Today, we have some very important macro trends that we’re defining as 2.0 phases. Management, IT, enterprise, capital and economics are experiencing tectonic shifts in the way they are defined, measured, analyzed, discussed and acted upon. We see these trends forcing executives to rethink the strategies and tactics needed to properly address a whole new range of challenges. The very underlying philosophies, principles and practices of business as we know them are in transformation. People are questioning and scrutinizing assumptions, assertions, common wisdom and best practices for applicability, efficiency and efficacy in a brave new world.
I’ll share with you some quick thoughts on each below; but understand that this site serves as a continuing dialogue for each of these trends.
Probably the most significant technology development in the past decade has been the rise of smartphones and tablet computers, as well as the mobile computing environment these devices have enabled. Mobility is just one factor that has led organizations to think about new staffing models. With other efforts in online collaborative tools and communities, some very interesting things are taking place in the world of management. Technology will be seen as a key enabler for new management models to emerge. The great roles of 20th century management will shift in the 21st century — from planning and directing to preparing and mentoring; from staffing and controlling to engaging and framing; from hierarchical and authoritative sources of prerogative to broad relationships and crowd-sourced influence.
Within IT, we’re thinking about how we can change the perception of IT as a CapEx line item toward more of an OpEx spend, meaning the department is viewed as a way to drive revenue, and not just an albatross of a cost center. These decisions are demonstrated in different ways, for example, the move away from building out large data centers to finding vendors for cloud solutions, and instead of building home-grown software systems, companies are looking at external vendors to manage and/or host enterprise management systems like payroll and HR tools. Along with a shifting focus and priority from transactional record keeping and individual productivity, the whole IT paradigm is moving toward group enablement, collaboration, choreography and orchestration to enhance creativity, problem solving and innovation.
Enterprise 2.0 isn’t the name of the space vessel found in the reboot of the Star Trek movie franchise but rather the different ways we’re looking at how the organization is structured and behaves — how work flows and is organized and addressed. We’re seeing a change in the belief of how to run an enterprise effectively. In the past we thought efficiency was achieved through scale, and for the most part, like with Moore’s Law in the semiconductor industry, that is still true. However, the flexibility to meet new challenges, attack new markets and adjust to changing economic conditions is proving to be a luxury in this rapidly changing business environment.
It is also a reflection of the reality, often preached but seldom practiced, of sticking to what you know best. Do only those things that create value for your customers where you are best in class — or that you are required to do for legal or regulatory reasons — and then become a customer of someone else for everything else.

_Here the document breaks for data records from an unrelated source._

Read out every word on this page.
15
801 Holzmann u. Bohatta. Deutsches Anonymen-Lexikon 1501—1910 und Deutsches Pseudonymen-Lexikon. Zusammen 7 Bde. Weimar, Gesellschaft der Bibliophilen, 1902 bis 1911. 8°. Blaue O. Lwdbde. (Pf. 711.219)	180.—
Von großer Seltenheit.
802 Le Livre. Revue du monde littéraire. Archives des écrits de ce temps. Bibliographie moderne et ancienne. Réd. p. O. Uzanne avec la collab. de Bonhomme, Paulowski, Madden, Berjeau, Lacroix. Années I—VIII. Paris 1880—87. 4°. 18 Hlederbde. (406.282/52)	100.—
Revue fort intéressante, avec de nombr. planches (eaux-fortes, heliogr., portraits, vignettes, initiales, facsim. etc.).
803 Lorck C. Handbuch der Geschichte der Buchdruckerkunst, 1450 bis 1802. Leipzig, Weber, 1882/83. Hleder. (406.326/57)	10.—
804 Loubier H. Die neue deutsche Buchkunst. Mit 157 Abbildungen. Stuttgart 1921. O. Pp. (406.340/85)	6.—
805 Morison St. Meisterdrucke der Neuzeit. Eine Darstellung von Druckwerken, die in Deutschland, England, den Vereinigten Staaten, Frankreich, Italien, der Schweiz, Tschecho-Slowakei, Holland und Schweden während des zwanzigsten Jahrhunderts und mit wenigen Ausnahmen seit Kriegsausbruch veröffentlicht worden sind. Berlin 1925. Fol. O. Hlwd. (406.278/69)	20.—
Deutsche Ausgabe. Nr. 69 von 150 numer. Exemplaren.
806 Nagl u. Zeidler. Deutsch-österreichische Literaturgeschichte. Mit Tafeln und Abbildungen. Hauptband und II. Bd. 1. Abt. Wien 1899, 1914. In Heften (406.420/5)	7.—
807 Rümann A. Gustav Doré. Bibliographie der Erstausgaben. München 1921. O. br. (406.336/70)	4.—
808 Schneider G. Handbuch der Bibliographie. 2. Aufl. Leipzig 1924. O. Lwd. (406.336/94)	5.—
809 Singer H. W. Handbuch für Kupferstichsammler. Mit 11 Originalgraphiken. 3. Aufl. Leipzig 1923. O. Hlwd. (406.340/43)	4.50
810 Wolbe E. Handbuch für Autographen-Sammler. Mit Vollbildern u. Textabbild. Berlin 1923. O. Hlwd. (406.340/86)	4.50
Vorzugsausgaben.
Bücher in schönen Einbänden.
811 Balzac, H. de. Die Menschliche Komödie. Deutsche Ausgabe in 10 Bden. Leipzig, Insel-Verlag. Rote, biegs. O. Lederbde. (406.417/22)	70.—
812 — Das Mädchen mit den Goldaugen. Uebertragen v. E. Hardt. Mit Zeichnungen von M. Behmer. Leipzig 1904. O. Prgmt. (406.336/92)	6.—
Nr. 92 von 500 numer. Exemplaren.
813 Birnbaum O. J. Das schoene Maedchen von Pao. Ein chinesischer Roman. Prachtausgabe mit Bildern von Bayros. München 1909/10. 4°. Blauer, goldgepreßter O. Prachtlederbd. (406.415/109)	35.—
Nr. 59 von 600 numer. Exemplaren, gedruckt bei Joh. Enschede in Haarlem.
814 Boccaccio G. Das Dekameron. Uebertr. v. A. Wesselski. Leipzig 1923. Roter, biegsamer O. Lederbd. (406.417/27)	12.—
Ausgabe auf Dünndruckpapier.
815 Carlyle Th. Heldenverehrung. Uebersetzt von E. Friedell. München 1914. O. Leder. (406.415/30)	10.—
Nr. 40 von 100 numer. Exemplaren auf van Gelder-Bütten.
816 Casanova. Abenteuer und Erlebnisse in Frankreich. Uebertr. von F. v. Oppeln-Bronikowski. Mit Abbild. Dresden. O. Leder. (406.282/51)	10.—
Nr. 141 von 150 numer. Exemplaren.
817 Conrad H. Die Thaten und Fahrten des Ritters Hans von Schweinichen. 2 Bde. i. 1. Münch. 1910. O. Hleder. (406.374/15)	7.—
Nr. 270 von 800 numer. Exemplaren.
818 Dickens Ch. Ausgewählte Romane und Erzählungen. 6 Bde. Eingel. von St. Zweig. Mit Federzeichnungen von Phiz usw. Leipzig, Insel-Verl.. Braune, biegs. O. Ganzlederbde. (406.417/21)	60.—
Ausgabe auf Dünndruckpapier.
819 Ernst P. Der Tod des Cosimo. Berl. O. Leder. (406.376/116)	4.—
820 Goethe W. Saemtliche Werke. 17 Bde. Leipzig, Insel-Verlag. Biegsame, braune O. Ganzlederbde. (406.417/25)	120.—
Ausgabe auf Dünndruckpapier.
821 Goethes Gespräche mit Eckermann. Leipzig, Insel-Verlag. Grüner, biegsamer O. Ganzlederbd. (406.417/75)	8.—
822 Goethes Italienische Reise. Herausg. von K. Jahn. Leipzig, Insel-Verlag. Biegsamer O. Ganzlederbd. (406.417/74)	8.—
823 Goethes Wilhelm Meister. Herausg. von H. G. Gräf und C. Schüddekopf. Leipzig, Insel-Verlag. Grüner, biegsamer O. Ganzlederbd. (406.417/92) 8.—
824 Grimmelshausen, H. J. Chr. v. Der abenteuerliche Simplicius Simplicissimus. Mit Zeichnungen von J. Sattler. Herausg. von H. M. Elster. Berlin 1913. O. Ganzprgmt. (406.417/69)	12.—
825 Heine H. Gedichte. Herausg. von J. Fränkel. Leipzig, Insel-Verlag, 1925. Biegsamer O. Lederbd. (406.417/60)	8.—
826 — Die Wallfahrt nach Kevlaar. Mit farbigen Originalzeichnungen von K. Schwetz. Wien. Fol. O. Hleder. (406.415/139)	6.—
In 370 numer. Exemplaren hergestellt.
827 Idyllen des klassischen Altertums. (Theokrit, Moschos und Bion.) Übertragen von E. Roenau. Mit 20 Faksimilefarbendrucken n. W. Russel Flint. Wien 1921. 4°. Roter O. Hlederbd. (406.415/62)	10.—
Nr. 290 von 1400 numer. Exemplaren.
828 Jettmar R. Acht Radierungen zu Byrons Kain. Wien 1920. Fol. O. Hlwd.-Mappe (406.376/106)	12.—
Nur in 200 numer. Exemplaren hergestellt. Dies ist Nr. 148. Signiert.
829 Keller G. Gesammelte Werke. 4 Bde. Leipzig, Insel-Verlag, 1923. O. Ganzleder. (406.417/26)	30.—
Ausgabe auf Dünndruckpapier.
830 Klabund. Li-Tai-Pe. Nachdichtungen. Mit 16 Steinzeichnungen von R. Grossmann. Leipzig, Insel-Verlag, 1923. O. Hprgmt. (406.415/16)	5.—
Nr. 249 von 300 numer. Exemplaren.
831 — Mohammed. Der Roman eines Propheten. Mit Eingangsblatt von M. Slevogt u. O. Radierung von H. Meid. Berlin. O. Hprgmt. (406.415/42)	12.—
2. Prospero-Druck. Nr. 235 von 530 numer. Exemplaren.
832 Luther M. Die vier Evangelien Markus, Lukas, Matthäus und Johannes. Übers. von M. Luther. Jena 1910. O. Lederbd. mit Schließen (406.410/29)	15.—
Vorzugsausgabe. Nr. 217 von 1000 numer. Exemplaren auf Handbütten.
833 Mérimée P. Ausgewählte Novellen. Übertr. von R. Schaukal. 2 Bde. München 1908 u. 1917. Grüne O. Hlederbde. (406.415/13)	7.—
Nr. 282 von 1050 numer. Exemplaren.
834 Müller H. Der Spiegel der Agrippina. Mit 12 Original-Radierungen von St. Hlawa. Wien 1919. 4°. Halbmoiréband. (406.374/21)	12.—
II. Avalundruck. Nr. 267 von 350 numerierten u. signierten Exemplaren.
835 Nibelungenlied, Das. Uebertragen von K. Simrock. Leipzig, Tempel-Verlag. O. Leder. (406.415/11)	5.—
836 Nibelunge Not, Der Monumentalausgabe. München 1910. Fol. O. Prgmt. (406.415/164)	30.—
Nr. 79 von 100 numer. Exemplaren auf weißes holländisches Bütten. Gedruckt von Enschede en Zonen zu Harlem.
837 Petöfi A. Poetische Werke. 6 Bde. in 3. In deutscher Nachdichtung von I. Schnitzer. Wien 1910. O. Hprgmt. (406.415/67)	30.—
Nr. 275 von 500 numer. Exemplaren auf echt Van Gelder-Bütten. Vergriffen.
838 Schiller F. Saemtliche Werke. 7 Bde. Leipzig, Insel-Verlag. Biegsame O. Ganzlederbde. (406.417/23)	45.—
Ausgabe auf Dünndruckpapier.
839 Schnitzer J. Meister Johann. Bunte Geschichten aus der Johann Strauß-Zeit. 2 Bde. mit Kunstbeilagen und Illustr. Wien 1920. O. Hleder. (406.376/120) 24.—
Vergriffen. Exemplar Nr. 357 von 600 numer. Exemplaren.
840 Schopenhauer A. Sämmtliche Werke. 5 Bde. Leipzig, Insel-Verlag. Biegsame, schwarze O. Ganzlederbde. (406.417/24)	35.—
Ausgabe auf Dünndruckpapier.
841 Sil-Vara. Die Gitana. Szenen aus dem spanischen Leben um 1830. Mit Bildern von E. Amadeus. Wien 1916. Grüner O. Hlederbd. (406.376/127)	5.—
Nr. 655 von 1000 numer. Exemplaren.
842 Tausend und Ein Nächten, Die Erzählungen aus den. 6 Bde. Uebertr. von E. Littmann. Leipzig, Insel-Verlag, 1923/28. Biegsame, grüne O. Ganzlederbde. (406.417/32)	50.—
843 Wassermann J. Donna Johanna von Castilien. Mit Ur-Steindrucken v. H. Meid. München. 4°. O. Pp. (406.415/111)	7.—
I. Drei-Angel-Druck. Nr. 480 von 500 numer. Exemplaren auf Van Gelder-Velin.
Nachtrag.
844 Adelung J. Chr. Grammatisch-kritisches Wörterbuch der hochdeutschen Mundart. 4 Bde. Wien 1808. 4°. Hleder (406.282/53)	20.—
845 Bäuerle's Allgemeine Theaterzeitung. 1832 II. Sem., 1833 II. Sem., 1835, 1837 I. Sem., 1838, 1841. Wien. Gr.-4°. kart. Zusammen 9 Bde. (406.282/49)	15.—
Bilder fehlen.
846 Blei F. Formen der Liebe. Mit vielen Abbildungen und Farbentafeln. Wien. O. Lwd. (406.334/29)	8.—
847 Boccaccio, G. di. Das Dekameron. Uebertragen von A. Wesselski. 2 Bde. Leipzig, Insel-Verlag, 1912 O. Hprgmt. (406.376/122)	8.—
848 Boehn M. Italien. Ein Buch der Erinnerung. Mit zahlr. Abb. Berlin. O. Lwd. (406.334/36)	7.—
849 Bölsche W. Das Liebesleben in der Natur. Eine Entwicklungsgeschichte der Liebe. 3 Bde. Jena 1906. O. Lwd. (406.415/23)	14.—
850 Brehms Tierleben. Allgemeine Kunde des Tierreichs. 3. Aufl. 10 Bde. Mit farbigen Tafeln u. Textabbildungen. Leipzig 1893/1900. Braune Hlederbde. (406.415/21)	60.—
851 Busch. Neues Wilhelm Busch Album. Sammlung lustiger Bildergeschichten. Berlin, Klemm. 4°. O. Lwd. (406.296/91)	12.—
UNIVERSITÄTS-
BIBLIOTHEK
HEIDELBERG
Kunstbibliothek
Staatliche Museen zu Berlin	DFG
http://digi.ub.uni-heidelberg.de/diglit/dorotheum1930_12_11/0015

When we talk about Capitalism 2.0, we’re really saying the way ideas get funded has dramatically changed. We’re used to the traditional startup story: an incubator recruits a couple of people to come up with the next great product (or we picture a guy in a dorm room building computers), and the company raises funds based on arbitrary market projections and disruption models. Or within a large company, the R&D teams would produce a new product and then the corporate inertia would see that “cog” to market.
Today, we have Kickstarter and FundAnything that use consumer collaboration to bring new, interesting, and intriguing products and ideas to life. Instead of having funding gatekeepers making judgments on whether new ideas have merit, the crowd speaks and provides the funding necessary. I think we’ve taken for granted how this amazing, collaborative capitalism is changing the model for how companies raise and fund projects and products.
We are also seeing the evolution of the notion of value, which incorporates the costs of unintended consequences and “free” consumables, like time, air, water, quiet and their impacts on the future. We also see great value being placed beyond line items on the balance sheet, for example, things like happiness, corporate reputation, purpose, social contribution, innovation premiums, green premiums and others. This was best described in the HBR article on runway capitalism, which compares concepts like ROI and ROA to peacock feathers — i.e., mating selection criteria taken to an extreme that has put the species at risk.
One thing the last couple of years of market volatility have taught us is that “normal” doesn’t really exist anymore. With the energy, financial, healthcare and technology markets under continuous pressure, the historical way we’ve viewed winners and losers has changed. The only constant in life is change, and the same can be said when we talk about economics. Scale, efficiency, productivity — all good things — are driving more and more industries into death spirals of commoditization. With multiple technologies eliminating traditional economic frictions of time, space and the information differentials between buyer and seller, investor and investee, new ways of achieving differential advantage, and the resulting margins have to be sought out. The very nature of the value of a product or service itself is changing, becoming more reliant to context than actual features, functions, capabilities and even price. Availability and use have begun to trump ownership and control.
This strategic migration between two approaches — CapEx versus OpEx for IT and scale versus flexibility for enterprise — is ripe for exploration and discussion. Economics 2.0 is important because true innovation takes place where the two options intersect.
Which of these trends are having the greatest impact in your organization?